After an unexpectedly long stay in the U.S., an Ecuadorian immigrant prepares to return to his homeland in solitude.
Story: Angel is one of many immigrant breadwinners who plan temporary trips to the United States to make enough money to provide better lives for their families in their homeland. Angel wanted to build a home for his wife and two children, a common dream for Ecuadorians trapped in poverty and corruption.
But it is equally common for these families to disintegrate in the unexpectedly long absence in which these men try to earn some money in a country still grappling with its stance on immigration policy.
After three years in the U.S., at which point Angel had initially thought to be returning to Ecuador, he was just getting acclimated.

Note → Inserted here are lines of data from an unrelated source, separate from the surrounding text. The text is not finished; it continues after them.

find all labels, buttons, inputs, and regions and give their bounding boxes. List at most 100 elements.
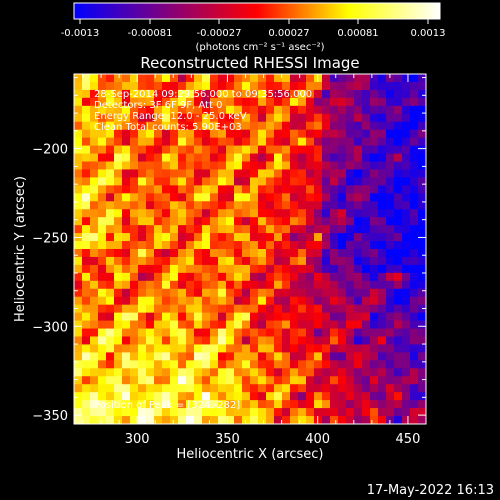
- heatmap-cell: [378, 209, 387, 218]
- heatmap-cell: [306, 161, 315, 171]
- heatmap-cell: [202, 137, 211, 147]
- heatmap-cell: [410, 153, 419, 163]
- heatmap-cell: [98, 153, 107, 163]
- heatmap-cell: [74, 368, 83, 377]
- x-axis-tick-labels: 300 350 400 450: [125, 432, 421, 447]
- heatmap-cell: [122, 89, 131, 99]
- heatmap-cell: [274, 384, 283, 393]
- heatmap-cell: [210, 105, 219, 115]
- heatmap-cell: [122, 336, 131, 346]
- heatmap-cell: [298, 233, 307, 242]
- heatmap-cell: [354, 328, 363, 338]
- heatmap-cell: [362, 376, 371, 385]
- heatmap-cell: [146, 225, 155, 234]
- peak-position-label: Position of Peak = [324,-282]: [94, 400, 240, 411]
- heatmap-cell: [282, 288, 291, 298]
- heatmap-cell: [194, 89, 203, 99]
- heatmap-cell: [394, 145, 403, 155]
- heatmap-cell: [138, 376, 147, 385]
- heatmap-cell: [258, 177, 267, 186]
- heatmap-cell: [218, 320, 227, 330]
- heatmap-cell: [274, 81, 283, 91]
- heatmap-cell: [130, 249, 139, 258]
- heatmap-cell: [410, 81, 419, 91]
- heatmap-cell: [98, 392, 107, 401]
- chart-title: Reconstructed RHESSI Image: [140, 54, 359, 72]
- heatmap-cell: [210, 193, 219, 202]
- heatmap-cell: [266, 177, 275, 186]
- heatmap-cell: [418, 249, 426, 258]
- heatmap-cell: [330, 153, 339, 163]
- heatmap-cell: [194, 105, 203, 115]
- heatmap-cell: [138, 169, 147, 178]
- heatmap-cell: [394, 225, 403, 234]
- heatmap-cell: [226, 320, 235, 330]
- heatmap-cell: [394, 408, 403, 417]
- heatmap-cell: [74, 360, 83, 369]
- heatmap-cell: [274, 296, 283, 306]
- heatmap-cell: [226, 376, 235, 385]
- colorbar-tick-labels: -0.0013 -0.00081 -0.00027 0.00027 0.00081 0.0…: [61, 28, 446, 39]
- heatmap-cell: [218, 225, 227, 234]
- heatmap-cell: [162, 304, 171, 314]
- heatmap-cell: [410, 169, 419, 178]
- heatmap-cell: [386, 169, 395, 178]
- heatmap-cell: [138, 328, 147, 338]
- heatmap-cell: [258, 97, 267, 107]
- heatmap-cell: [402, 256, 411, 266]
- heatmap-cell: [258, 169, 267, 178]
- heatmap-cell: [418, 201, 426, 210]
- heatmap-cell: [162, 392, 171, 401]
- y-tick-label: −200: [32, 143, 68, 158]
- heatmap-cell: [210, 121, 219, 131]
- heatmap-cell: [338, 272, 347, 282]
- heatmap-cell: [146, 272, 155, 282]
- heatmap-cell: [194, 368, 203, 377]
- heatmap-cell: [322, 233, 331, 242]
- heatmap-cell: [234, 161, 243, 171]
- heatmap-cell: [242, 74, 251, 83]
- heatmap-cell: [418, 384, 426, 393]
- heatmap-cell: [138, 320, 147, 330]
- heatmap-cell: [90, 145, 99, 155]
- heatmap-cell: [146, 336, 155, 346]
- heatmap-cell: [394, 113, 403, 123]
- heatmap-cell: [114, 185, 123, 194]
- heatmap-cell: [90, 209, 99, 218]
- heatmap-cell: [346, 384, 355, 393]
- heatmap-cell: [82, 288, 91, 298]
- heatmap-cell: [290, 201, 299, 210]
- heatmap-cell: [178, 328, 187, 338]
- heatmap-cell: [218, 256, 227, 266]
- heatmap-cell: [154, 320, 163, 330]
- heatmap-cell: [98, 233, 107, 242]
- heatmap-cell: [154, 384, 163, 393]
- heatmap-cell: [234, 280, 243, 290]
- heatmap-cell: [410, 241, 419, 250]
- heatmap-cell: [186, 416, 195, 424]
- heatmap-cell: [330, 249, 339, 258]
- heatmap-cell: [74, 256, 83, 266]
- heatmap-cell: [130, 392, 139, 401]
- heatmap-cell: [282, 416, 291, 424]
- heatmap-cell: [354, 89, 363, 99]
- heatmap-cell: [178, 209, 187, 218]
- heatmap-cell: [258, 137, 267, 147]
- heatmap-cell: [178, 296, 187, 306]
- heatmap-cell: [74, 249, 83, 258]
- heatmap-cell: [186, 400, 195, 409]
- heatmap-cell: [250, 352, 259, 361]
- heatmap-cell: [146, 392, 155, 401]
- heatmap-cell: [266, 89, 275, 99]
- heatmap-cell: [266, 153, 275, 163]
- heatmap-cell: [186, 328, 195, 338]
- heatmap-cell: [250, 249, 259, 258]
- heatmap-cell: [314, 89, 323, 99]
- heatmap-cell: [98, 137, 107, 147]
- heatmap-cell: [242, 304, 251, 314]
- heatmap-cell: [210, 360, 219, 369]
- heatmap-cell: [410, 217, 419, 226]
- heatmap-cell: [178, 81, 187, 91]
- heatmap-cell: [202, 304, 211, 314]
- heatmap-cell: [202, 416, 211, 424]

“My wife told me it was impossible to keep waiting for me,” said Angel, now having spent 29 years away from home.
He has since saved enough money to retire, earned legal citizenship, and is now ready to return to Ecuador.
“I want to rest peacefully in my country,” he said.
But he is leaving with hopes that the U.S. will become more sympathetic to those immigrants who enter, often illegally, to earn a decent living for their families. He argues they don’t come to harm the country; rather, they lend a helping hand to Americans by working low-skilled jobs like washing dishes, like he did.
“And the most basic thing we ask for is legal status,” he said.